According to Rao, along with the inaccuracy of Indian stereotypes, there is an immense lack of positive representation of the culture within Western media.

“[Western media] never really shows the tradition that exists, the good values that exist and even the prosperity that can exist,” Rao said. “For example, although it is true that India does have very high poverty rates, that’s not the only thing that’s there and that doesn’t define the whole culture. I’m Indian and I’ve honestly never encountered anything even close to the things that are portrayed. It definitely just gives a very inaccurate view of the culture and makes the culture almost seem negative.”

As an individual pursuing a career in the arts, Kahlon feels that she is challenging the stereotypes about Indians only seeking careers in STEM fields. She believes breaking these norms will benefit Indians in the long run, and she encourages exploring different career paths.

“[Indian career stereotypes] make me feel very insecure,” Kahlon said. “It makes me feel like I’m not as good as a white person, or it makes me feel like I’m a rebel for not being that I[nformation] T[echnician], doctor, lawyer stereotype. I’m in a career of art and that needs to be normalized.

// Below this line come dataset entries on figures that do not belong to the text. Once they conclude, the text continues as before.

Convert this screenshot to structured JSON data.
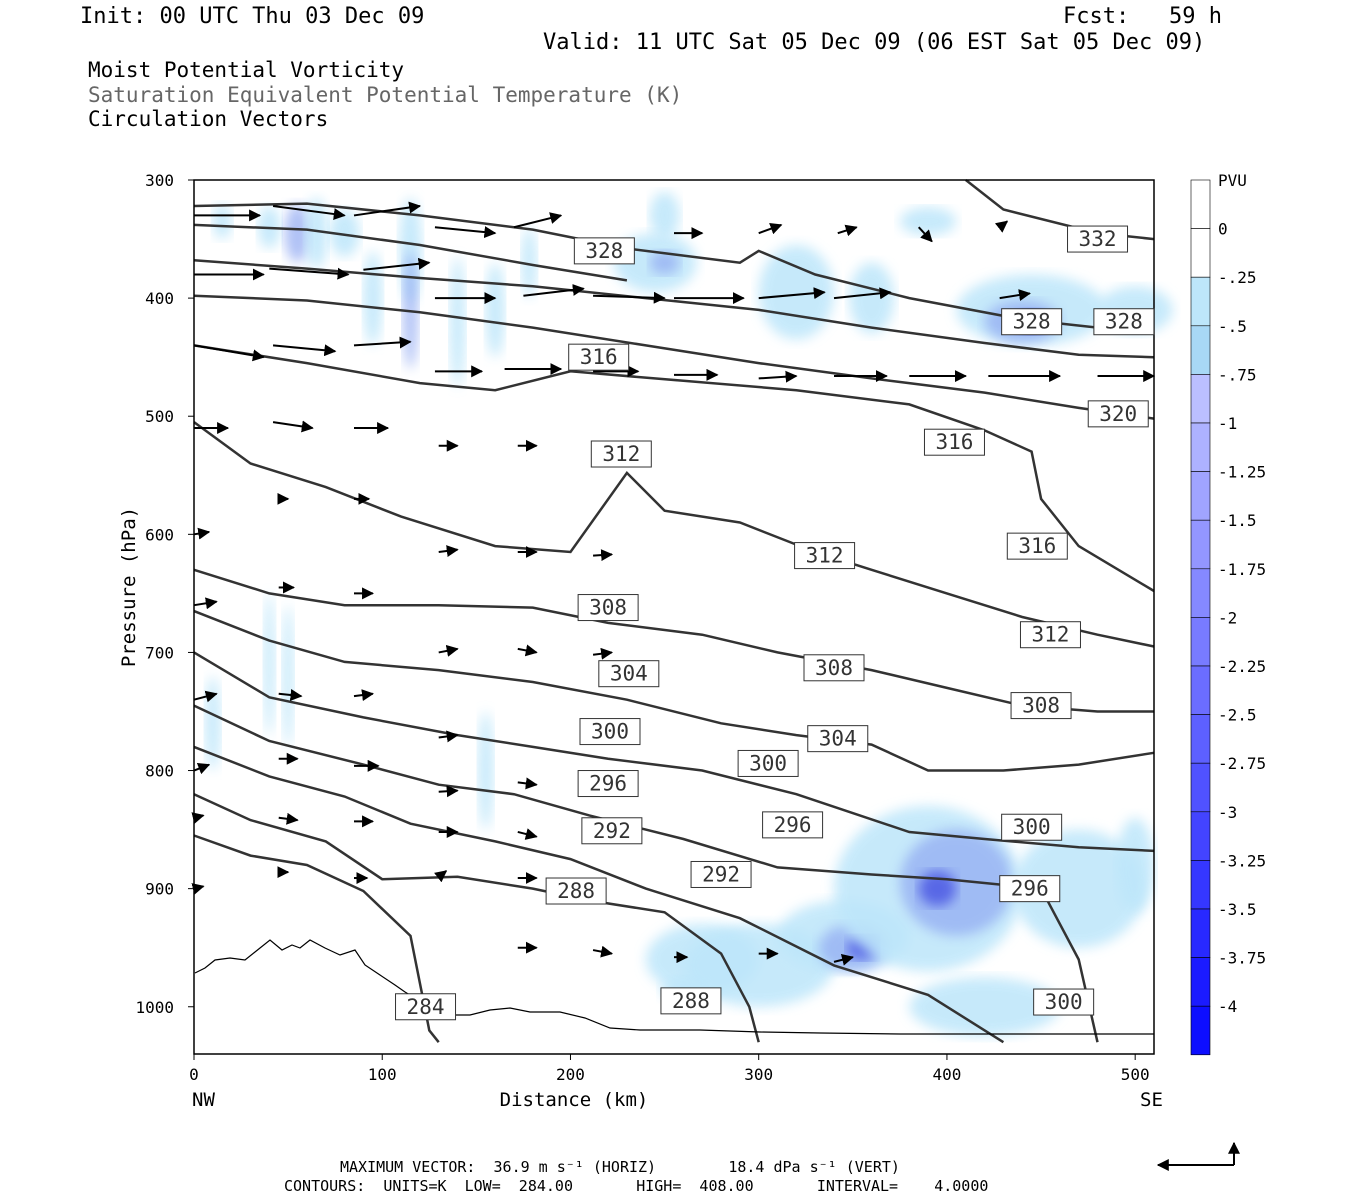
{
  "header": {
    "init": "Init: 00 UTC Thu 03 Dec 09",
    "fcst": "Fcst:   59 h",
    "valid": "Valid: 11 UTC Sat 05 Dec 09 (06 EST Sat 05 Dec 09)"
  },
  "fields": {
    "line1": "Moist Potential Vorticity",
    "line2": "Saturation Equivalent Potential Temperature (K)",
    "line3": "Circulation Vectors"
  },
  "footer": {
    "line1": "MAXIMUM VECTOR:  36.9 m s⁻¹ (HORIZ)        18.4 dPa s⁻¹ (VERT)",
    "line2": "CONTOURS:  UNITS=K  LOW=  284.00       HIGH=  408.00       INTERVAL=    4.0000"
  },
  "colors": {
    "contour": "#333333",
    "shade_light": "#bde6fa",
    "shade_mid": "#8fa8f2",
    "shade_dark": "#3a45e0"
  },
  "chart_data": {
    "type": "heatmap",
    "xlabel": "Distance (km)",
    "ylabel": "Pressure (hPa)",
    "x_ticks": [
      "0",
      "100",
      "200",
      "300",
      "400",
      "500"
    ],
    "x_end_labels": {
      "left": "NW",
      "right": "SE"
    },
    "y_ticks": [
      "300",
      "400",
      "500",
      "600",
      "700",
      "800",
      "900",
      "1000"
    ],
    "xlim": [
      0,
      510
    ],
    "ylim": [
      300,
      1040
    ],
    "y_inverted": true,
    "colorbar": {
      "title": "PVU",
      "ticks": [
        "0",
        "-.25",
        "-.5",
        "-.75",
        "-1",
        "-1.25",
        "-1.5",
        "-1.75",
        "-2",
        "-2.25",
        "-2.5",
        "-2.75",
        "-3",
        "-3.25",
        "-3.5",
        "-3.75",
        "-4"
      ]
    },
    "contour_labels": [
      {
        "value": "332",
        "x": 480,
        "p": 350
      },
      {
        "value": "328",
        "x": 218,
        "p": 360
      },
      {
        "value": "328",
        "x": 445,
        "p": 420
      },
      {
        "value": "328",
        "x": 494,
        "p": 420
      },
      {
        "value": "316",
        "x": 215,
        "p": 450
      },
      {
        "value": "320",
        "x": 491,
        "p": 498
      },
      {
        "value": "312",
        "x": 227,
        "p": 532
      },
      {
        "value": "316",
        "x": 404,
        "p": 522
      },
      {
        "value": "312",
        "x": 335,
        "p": 618
      },
      {
        "value": "316",
        "x": 448,
        "p": 610
      },
      {
        "value": "308",
        "x": 220,
        "p": 662
      },
      {
        "value": "312",
        "x": 455,
        "p": 685
      },
      {
        "value": "304",
        "x": 231,
        "p": 718
      },
      {
        "value": "308",
        "x": 340,
        "p": 713
      },
      {
        "value": "308",
        "x": 450,
        "p": 745
      },
      {
        "value": "300",
        "x": 221,
        "p": 767
      },
      {
        "value": "304",
        "x": 342,
        "p": 773
      },
      {
        "value": "300",
        "x": 305,
        "p": 794
      },
      {
        "value": "296",
        "x": 220,
        "p": 811
      },
      {
        "value": "296",
        "x": 318,
        "p": 846
      },
      {
        "value": "300",
        "x": 445,
        "p": 848
      },
      {
        "value": "292",
        "x": 222,
        "p": 851
      },
      {
        "value": "292",
        "x": 280,
        "p": 888
      },
      {
        "value": "296",
        "x": 444,
        "p": 900
      },
      {
        "value": "288",
        "x": 203,
        "p": 902
      },
      {
        "value": "300",
        "x": 462,
        "p": 996
      },
      {
        "value": "284",
        "x": 123,
        "p": 1000
      },
      {
        "value": "288",
        "x": 264,
        "p": 995
      }
    ],
    "contours": [
      {
        "value": 332,
        "points": [
          [
            410,
            300
          ],
          [
            430,
            325
          ],
          [
            480,
            345
          ],
          [
            510,
            350
          ]
        ]
      },
      {
        "value": 328,
        "points": [
          [
            0,
            322
          ],
          [
            60,
            320
          ],
          [
            120,
            330
          ],
          [
            180,
            342
          ],
          [
            230,
            358
          ],
          [
            290,
            370
          ],
          [
            300,
            360
          ],
          [
            330,
            380
          ],
          [
            380,
            400
          ],
          [
            440,
            418
          ],
          [
            480,
            425
          ],
          [
            510,
            418
          ]
        ]
      },
      {
        "value": 328,
        "points": [
          [
            0,
            338
          ],
          [
            60,
            342
          ],
          [
            120,
            355
          ],
          [
            180,
            372
          ],
          [
            230,
            385
          ]
        ]
      },
      {
        "value": 324,
        "points": [
          [
            0,
            368
          ],
          [
            60,
            375
          ],
          [
            120,
            383
          ],
          [
            180,
            390
          ],
          [
            240,
            400
          ],
          [
            300,
            410
          ],
          [
            360,
            425
          ],
          [
            420,
            438
          ],
          [
            470,
            448
          ],
          [
            510,
            450
          ]
        ]
      },
      {
        "value": 320,
        "points": [
          [
            0,
            398
          ],
          [
            60,
            402
          ],
          [
            120,
            412
          ],
          [
            180,
            425
          ],
          [
            240,
            440
          ],
          [
            300,
            455
          ],
          [
            360,
            468
          ],
          [
            420,
            480
          ],
          [
            470,
            493
          ],
          [
            510,
            502
          ]
        ]
      },
      {
        "value": 316,
        "points": [
          [
            0,
            440
          ],
          [
            60,
            455
          ],
          [
            120,
            472
          ],
          [
            160,
            478
          ],
          [
            200,
            462
          ],
          [
            260,
            470
          ],
          [
            320,
            478
          ],
          [
            380,
            490
          ],
          [
            420,
            512
          ],
          [
            445,
            530
          ],
          [
            450,
            570
          ],
          [
            470,
            610
          ],
          [
            510,
            648
          ]
        ]
      },
      {
        "value": 312,
        "points": [
          [
            0,
            505
          ],
          [
            30,
            540
          ],
          [
            70,
            560
          ],
          [
            110,
            585
          ],
          [
            160,
            610
          ],
          [
            200,
            615
          ],
          [
            230,
            548
          ],
          [
            250,
            580
          ],
          [
            290,
            590
          ],
          [
            330,
            615
          ],
          [
            360,
            630
          ],
          [
            400,
            650
          ],
          [
            440,
            670
          ],
          [
            480,
            685
          ],
          [
            510,
            695
          ]
        ]
      },
      {
        "value": 308,
        "points": [
          [
            0,
            630
          ],
          [
            40,
            650
          ],
          [
            80,
            660
          ],
          [
            130,
            660
          ],
          [
            180,
            662
          ],
          [
            220,
            675
          ],
          [
            270,
            685
          ],
          [
            310,
            700
          ],
          [
            360,
            715
          ],
          [
            400,
            730
          ],
          [
            440,
            745
          ],
          [
            480,
            750
          ],
          [
            510,
            750
          ]
        ]
      },
      {
        "value": 304,
        "points": [
          [
            0,
            665
          ],
          [
            40,
            690
          ],
          [
            80,
            708
          ],
          [
            130,
            715
          ],
          [
            180,
            725
          ],
          [
            230,
            740
          ],
          [
            280,
            760
          ],
          [
            320,
            770
          ],
          [
            360,
            778
          ],
          [
            390,
            800
          ],
          [
            430,
            800
          ],
          [
            470,
            795
          ],
          [
            510,
            785
          ]
        ]
      },
      {
        "value": 300,
        "points": [
          [
            0,
            700
          ],
          [
            40,
            738
          ],
          [
            90,
            755
          ],
          [
            140,
            770
          ],
          [
            180,
            780
          ],
          [
            220,
            790
          ],
          [
            270,
            800
          ],
          [
            320,
            820
          ],
          [
            380,
            852
          ],
          [
            420,
            858
          ],
          [
            470,
            865
          ],
          [
            510,
            868
          ]
        ]
      },
      {
        "value": 296,
        "points": [
          [
            0,
            745
          ],
          [
            40,
            775
          ],
          [
            90,
            795
          ],
          [
            130,
            812
          ],
          [
            170,
            820
          ],
          [
            210,
            838
          ],
          [
            260,
            858
          ],
          [
            310,
            882
          ],
          [
            360,
            888
          ],
          [
            400,
            892
          ],
          [
            450,
            900
          ],
          [
            470,
            960
          ],
          [
            480,
            1030
          ]
        ]
      },
      {
        "value": 292,
        "points": [
          [
            0,
            780
          ],
          [
            40,
            805
          ],
          [
            80,
            822
          ],
          [
            115,
            845
          ],
          [
            160,
            860
          ],
          [
            200,
            875
          ],
          [
            240,
            900
          ],
          [
            290,
            925
          ],
          [
            340,
            965
          ],
          [
            390,
            990
          ],
          [
            430,
            1030
          ]
        ]
      },
      {
        "value": 288,
        "points": [
          [
            0,
            820
          ],
          [
            30,
            842
          ],
          [
            70,
            860
          ],
          [
            100,
            892
          ],
          [
            140,
            890
          ],
          [
            180,
            900
          ],
          [
            210,
            910
          ],
          [
            250,
            920
          ],
          [
            280,
            955
          ],
          [
            295,
            1000
          ],
          [
            300,
            1030
          ]
        ]
      },
      {
        "value": 284,
        "points": [
          [
            0,
            855
          ],
          [
            30,
            872
          ],
          [
            60,
            880
          ],
          [
            90,
            902
          ],
          [
            115,
            940
          ],
          [
            120,
            980
          ],
          [
            125,
            1020
          ],
          [
            130,
            1030
          ]
        ]
      }
    ]
  }
}
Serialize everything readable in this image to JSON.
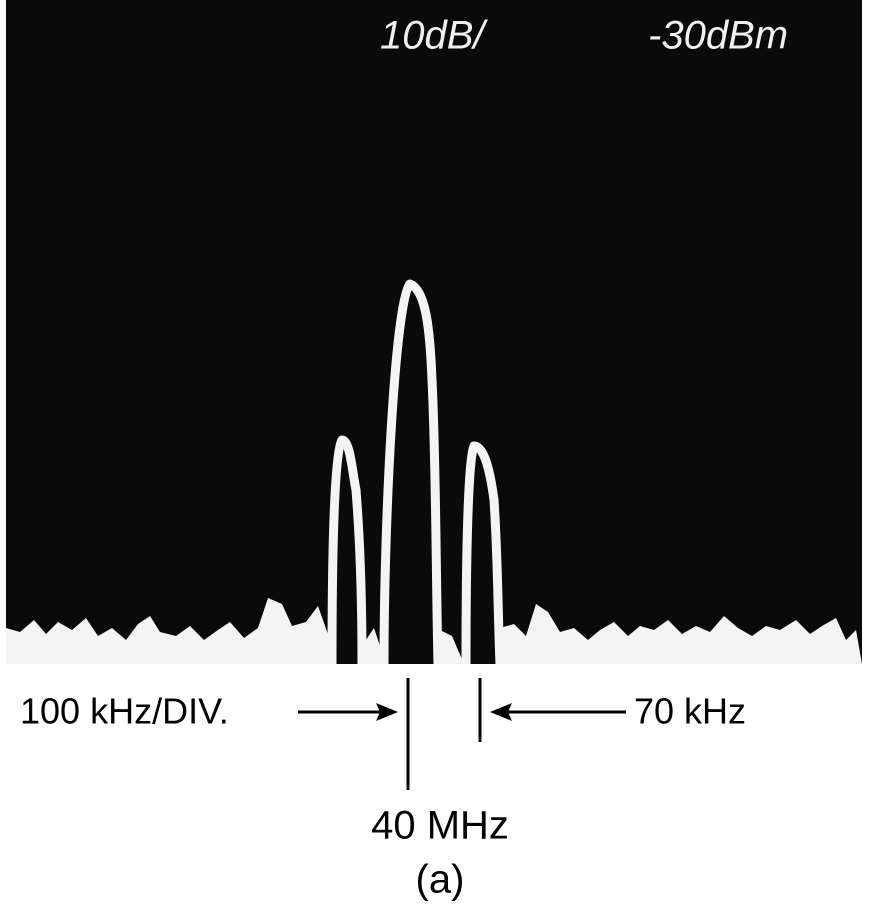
{
  "screen": {
    "scale": "10dB/",
    "reference_level": "-30dBm"
  },
  "annotations": {
    "span": "100 kHz/DIV.",
    "offset": "70 kHz",
    "center": "40 MHz",
    "caption": "(a)"
  }
}
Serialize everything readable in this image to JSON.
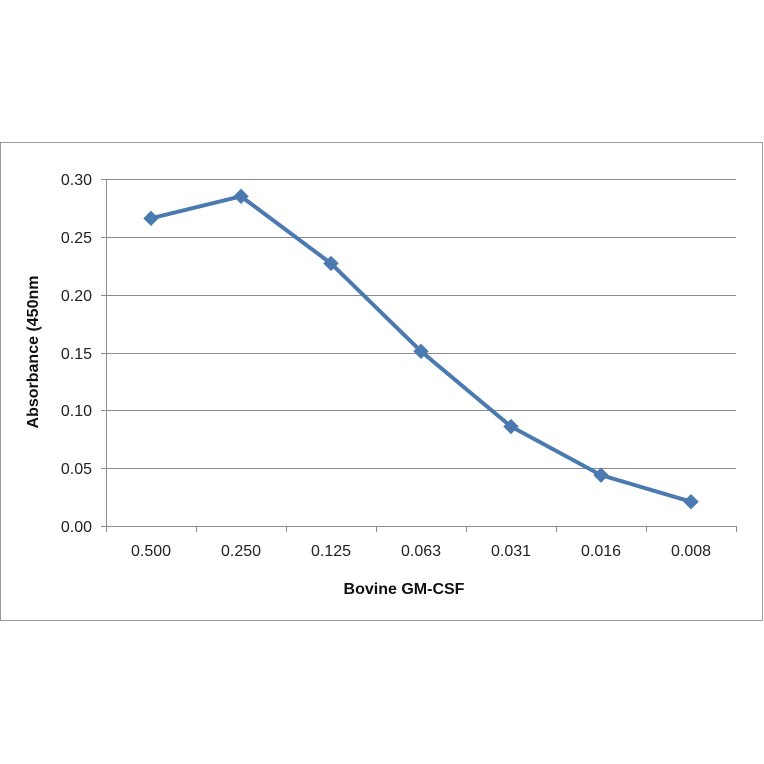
{
  "chart_data": {
    "type": "line",
    "title": "",
    "xlabel": "Bovine GM-CSF",
    "ylabel": "Absorbance  (450nm",
    "categories": [
      "0.500",
      "0.250",
      "0.125",
      "0.063",
      "0.031",
      "0.016",
      "0.008"
    ],
    "series": [
      {
        "values": [
          0.266,
          0.285,
          0.227,
          0.151,
          0.086,
          0.044,
          0.021
        ],
        "color": "#4a7ab0",
        "marker": "diamond"
      }
    ],
    "ylim": [
      0,
      0.3
    ],
    "yticks": [
      "0.00",
      "0.05",
      "0.10",
      "0.15",
      "0.20",
      "0.25",
      "0.30"
    ],
    "grid": true,
    "legend": "none"
  }
}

We need more people to take that risk so that our faces are on billboards, so that they’re on TV or movies and so that these stereotypes can be eradicated.”

Though Indian misrepresentation can present false images to many who don’t understand Indian culture, Rao believes living in Cupertino serves as a benefit when it comes to opinions about inaccurate portrayals in media. 

“[Living in Cupertino is] an advantage because it is a city where there are a lot of Indians, so if there is misrepresentation, it becomes easier to speak out about it,” Rao said. “It’s easier for [people around me] to understand that [the misrepresentation] is a very inaccurate representation of our culture, and it’s easier to keep negative thoughts away.” 

According to Singh, although Indian misrepresentation has reduced over the years, Western media still has a long way to go. She believes that redefining the stereotypes Indians have become subject to is the only way Indians will begin to feel like their culture is respected.

“I think good steps are being taken, and we are definitely in a better place than we were a decade or two ago since there’s more Indian people in the media,” Singh said. “There’s no one Indian story. There’re so many different parts of India — there’s so many different people. There’s so many stories, and the more representation we have, the more variety and stories we can showcase. I think that would be the best way for Indians to feel more accepted in the U.S.”